The Azores, in the middle of the Atlantic Ocean, is a beautiful archipelago of nine islands. But who visited the Azores first?
Until recently, the first human incomers were assumed to be members of an expedition led by Portuguese sailor, Diego de Silves in 1427. He landed on Santa Maria Island and was soon followed by other Portuguese visitors, who settled permanently across the island archipelago. There is no archaeological evidence for earlier settlement, but an international team of researchers has approached the question from an entirely different perspective – that of lake sediment cores.

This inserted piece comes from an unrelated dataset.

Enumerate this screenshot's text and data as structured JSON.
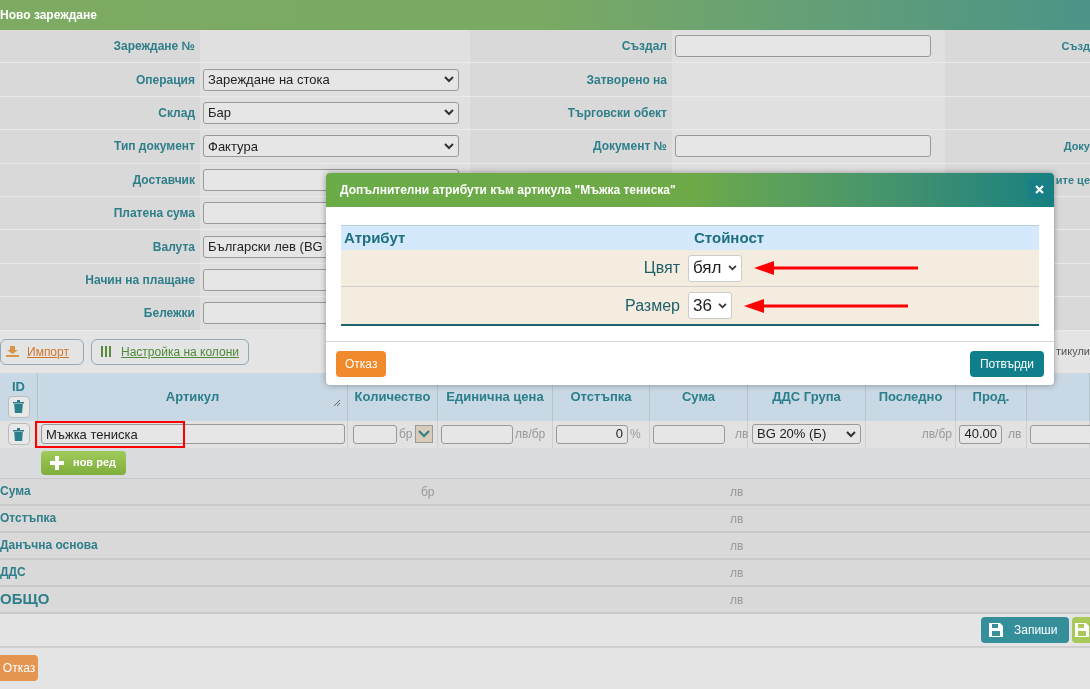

In a core bored into Peixinho Lake, they detected an increase in 5-beta-stigmasterol within a layer dated to between AD 700 and 850. This compound typically occurs in the faeces of livestock like cows and sheep, which never flourished on the islands until human settlement. They also observed increases in charcoal, which hinted at large fires burning near the lake. At the same time, native tree pollen dropped sharply. The investigators theorize that people had burned down the nearby forests to provide more graze for their flocks and herds. Caldereirão Lake, on another island, displayed the same profile dating to a century later. A lake on a third island yielded traces of non-native ryegrass.
While all this points to clear evidence for human settlement during the late 1st millennium AD, who were the settlers? The research team believes that they can only have been the Vikings, who were voyaging widely along European shores and into the Atlantic at the time.